That's exactly what Spencer Pasero, education program leader at Fermilab, and his colleagues want to hear from visitors.

"This is basically a party for kids," Pasero said. "We want kids to come in and experience physics in as many different ways as possible. We want them to be excited about physics and science so that they will do more of it."

Throughout the four-hour event Sunday, children and adults alike could participate in hands-on activities, tours of the Linear Accelerator and shows like FUNdamental Physics. Fermilab scientists were also available to answer any questions visitors had.
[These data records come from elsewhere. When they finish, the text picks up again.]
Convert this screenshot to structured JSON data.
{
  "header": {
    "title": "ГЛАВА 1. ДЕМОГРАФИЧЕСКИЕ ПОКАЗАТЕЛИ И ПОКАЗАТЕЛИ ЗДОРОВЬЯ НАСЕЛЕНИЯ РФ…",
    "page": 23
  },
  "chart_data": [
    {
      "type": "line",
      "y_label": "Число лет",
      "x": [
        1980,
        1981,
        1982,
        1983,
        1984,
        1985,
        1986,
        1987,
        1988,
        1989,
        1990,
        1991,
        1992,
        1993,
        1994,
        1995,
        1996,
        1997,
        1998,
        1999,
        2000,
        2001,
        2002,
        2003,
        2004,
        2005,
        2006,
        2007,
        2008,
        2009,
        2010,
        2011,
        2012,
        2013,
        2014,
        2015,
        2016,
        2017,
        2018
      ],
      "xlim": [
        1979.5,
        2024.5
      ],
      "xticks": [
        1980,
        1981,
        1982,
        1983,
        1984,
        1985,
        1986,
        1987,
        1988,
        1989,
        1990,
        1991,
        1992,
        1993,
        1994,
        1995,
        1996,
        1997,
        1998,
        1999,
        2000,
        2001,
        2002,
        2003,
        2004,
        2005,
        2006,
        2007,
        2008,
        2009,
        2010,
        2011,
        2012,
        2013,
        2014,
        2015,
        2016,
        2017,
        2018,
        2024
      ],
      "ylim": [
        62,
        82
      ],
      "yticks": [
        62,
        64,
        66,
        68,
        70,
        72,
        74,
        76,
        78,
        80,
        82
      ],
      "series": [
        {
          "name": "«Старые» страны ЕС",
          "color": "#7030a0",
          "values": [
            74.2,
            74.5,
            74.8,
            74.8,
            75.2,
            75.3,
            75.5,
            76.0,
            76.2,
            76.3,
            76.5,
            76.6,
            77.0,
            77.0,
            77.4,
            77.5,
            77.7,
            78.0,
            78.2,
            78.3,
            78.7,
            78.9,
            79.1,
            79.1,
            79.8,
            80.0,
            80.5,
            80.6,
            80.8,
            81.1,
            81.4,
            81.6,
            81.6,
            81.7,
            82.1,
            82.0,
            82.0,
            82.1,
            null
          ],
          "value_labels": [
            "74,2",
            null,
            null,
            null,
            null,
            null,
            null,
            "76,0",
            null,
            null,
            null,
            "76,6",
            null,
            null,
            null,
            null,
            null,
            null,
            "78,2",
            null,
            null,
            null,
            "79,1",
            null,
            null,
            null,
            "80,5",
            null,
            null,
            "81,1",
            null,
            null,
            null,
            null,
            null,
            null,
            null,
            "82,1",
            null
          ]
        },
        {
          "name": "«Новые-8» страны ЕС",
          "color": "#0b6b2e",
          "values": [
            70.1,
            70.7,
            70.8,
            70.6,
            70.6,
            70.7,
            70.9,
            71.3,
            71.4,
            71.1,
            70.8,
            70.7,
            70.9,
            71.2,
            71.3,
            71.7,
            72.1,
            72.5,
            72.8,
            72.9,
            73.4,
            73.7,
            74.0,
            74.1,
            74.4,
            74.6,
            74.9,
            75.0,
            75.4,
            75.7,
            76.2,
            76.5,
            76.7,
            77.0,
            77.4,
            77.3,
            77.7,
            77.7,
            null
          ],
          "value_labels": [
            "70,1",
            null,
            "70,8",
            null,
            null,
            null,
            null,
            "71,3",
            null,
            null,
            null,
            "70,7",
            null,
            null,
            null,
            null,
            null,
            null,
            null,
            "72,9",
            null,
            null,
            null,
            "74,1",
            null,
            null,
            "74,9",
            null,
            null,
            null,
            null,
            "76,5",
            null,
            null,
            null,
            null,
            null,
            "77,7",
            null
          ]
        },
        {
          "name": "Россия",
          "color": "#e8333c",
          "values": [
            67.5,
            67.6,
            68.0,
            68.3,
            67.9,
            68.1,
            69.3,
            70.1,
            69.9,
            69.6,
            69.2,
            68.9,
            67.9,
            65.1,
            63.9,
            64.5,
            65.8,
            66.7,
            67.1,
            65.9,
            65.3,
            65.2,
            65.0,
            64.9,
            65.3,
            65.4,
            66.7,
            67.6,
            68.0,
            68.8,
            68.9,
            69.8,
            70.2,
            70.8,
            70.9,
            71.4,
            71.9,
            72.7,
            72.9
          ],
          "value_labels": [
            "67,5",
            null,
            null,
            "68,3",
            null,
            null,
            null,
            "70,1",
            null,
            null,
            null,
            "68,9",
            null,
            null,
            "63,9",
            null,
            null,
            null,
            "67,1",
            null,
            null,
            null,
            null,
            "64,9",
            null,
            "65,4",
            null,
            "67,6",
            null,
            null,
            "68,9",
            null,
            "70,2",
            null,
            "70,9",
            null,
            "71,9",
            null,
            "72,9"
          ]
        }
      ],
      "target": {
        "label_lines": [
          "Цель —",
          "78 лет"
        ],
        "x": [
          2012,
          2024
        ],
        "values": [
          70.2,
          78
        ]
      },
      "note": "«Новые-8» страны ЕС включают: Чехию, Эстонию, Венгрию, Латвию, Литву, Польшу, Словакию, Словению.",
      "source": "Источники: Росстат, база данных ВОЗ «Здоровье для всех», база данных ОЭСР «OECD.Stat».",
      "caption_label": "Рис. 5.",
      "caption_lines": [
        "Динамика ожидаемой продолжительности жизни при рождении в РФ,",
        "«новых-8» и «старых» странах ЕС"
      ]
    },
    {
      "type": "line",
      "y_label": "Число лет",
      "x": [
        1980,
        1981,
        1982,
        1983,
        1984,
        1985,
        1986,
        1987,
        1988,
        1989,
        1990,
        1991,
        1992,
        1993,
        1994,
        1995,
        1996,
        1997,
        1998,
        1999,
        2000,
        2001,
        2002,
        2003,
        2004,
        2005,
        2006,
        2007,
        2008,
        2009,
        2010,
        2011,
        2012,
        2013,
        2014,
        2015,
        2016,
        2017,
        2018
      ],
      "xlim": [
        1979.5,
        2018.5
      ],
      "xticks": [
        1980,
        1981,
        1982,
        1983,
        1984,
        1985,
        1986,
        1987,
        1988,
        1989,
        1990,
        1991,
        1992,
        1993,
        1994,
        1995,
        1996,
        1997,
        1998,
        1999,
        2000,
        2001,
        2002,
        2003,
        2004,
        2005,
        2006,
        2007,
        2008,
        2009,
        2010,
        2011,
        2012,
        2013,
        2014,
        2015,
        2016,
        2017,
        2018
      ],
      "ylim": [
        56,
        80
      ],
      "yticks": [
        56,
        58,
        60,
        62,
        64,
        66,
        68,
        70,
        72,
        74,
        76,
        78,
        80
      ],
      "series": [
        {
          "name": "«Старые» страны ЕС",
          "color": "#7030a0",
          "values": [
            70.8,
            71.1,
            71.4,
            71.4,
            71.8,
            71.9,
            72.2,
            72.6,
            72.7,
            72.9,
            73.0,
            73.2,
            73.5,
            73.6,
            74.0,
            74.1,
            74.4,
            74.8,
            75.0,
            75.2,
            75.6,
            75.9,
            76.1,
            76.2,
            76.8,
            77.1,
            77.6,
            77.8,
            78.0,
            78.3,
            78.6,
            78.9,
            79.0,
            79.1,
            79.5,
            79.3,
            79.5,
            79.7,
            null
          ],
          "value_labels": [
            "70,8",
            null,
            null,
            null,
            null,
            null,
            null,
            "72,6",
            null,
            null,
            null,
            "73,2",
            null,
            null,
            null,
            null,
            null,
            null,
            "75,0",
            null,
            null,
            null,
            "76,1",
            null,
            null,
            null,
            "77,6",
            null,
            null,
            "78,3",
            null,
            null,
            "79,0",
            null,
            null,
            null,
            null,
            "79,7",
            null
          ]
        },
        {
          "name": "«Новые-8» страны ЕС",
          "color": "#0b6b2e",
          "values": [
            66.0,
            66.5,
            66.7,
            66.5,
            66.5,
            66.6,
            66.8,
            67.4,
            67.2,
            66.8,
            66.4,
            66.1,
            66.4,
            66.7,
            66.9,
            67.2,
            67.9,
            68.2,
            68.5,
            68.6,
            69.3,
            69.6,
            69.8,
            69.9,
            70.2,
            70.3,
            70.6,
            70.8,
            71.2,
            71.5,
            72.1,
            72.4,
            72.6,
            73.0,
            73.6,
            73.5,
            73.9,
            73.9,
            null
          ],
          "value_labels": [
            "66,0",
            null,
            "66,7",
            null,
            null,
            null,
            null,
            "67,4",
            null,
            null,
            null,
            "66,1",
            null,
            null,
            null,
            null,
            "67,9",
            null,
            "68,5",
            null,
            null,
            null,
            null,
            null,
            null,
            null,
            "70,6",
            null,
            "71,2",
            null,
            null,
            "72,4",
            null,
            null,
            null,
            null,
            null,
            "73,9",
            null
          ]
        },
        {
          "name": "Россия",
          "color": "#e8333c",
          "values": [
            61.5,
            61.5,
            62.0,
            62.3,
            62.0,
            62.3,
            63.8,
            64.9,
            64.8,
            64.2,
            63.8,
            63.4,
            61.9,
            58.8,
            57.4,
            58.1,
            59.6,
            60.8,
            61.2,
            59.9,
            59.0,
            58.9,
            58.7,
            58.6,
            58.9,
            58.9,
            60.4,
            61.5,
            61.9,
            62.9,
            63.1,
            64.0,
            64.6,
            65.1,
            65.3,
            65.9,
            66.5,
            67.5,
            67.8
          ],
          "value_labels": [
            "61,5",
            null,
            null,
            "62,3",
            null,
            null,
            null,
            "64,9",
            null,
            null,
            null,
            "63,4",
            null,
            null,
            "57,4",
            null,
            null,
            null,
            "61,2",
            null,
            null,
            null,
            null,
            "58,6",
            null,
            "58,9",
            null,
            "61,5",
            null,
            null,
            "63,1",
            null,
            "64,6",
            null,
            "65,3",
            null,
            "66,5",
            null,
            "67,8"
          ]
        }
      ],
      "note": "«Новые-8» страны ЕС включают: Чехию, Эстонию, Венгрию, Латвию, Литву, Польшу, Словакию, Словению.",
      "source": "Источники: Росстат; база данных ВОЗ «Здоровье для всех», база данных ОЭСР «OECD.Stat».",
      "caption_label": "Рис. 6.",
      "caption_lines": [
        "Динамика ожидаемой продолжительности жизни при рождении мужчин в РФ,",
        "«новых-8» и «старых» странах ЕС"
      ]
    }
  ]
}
The question and answer time is a favorite of the Gatsch family.

"We love to hear them talking about science," Jen Gatsch said, "We go there first and not many people know about it."

A number of the experiments were led by local high school students, including Girl Engineers, Mathematicians, Scientists -- GEMS -- from Naperville Central High School who demonstrated the mysteries of magnets.

"The target audience is grades three through eight, so it is nice for kids to connect with kids who are just a few years older and are doing physics everyday," Pasero said.

Audrey Gatsch, 12, a sixth-grade student at Wredling Middle School in St. Charles, was taking in an exhibit on surface tension, which students from Northside College Prep High School in Chicago were leading. The students used beakers of water to show how things that are more dense than water are prevented from sinking into it.

Gatsch said she may use surface tension in a science fair and a cousin who is a scientist once explained the phenomenon at a restaurant.

"I like the mystery of it and how unique it is," Audrey Gatsch said. "We come to the fair every year and we definitely feel like we learn something new."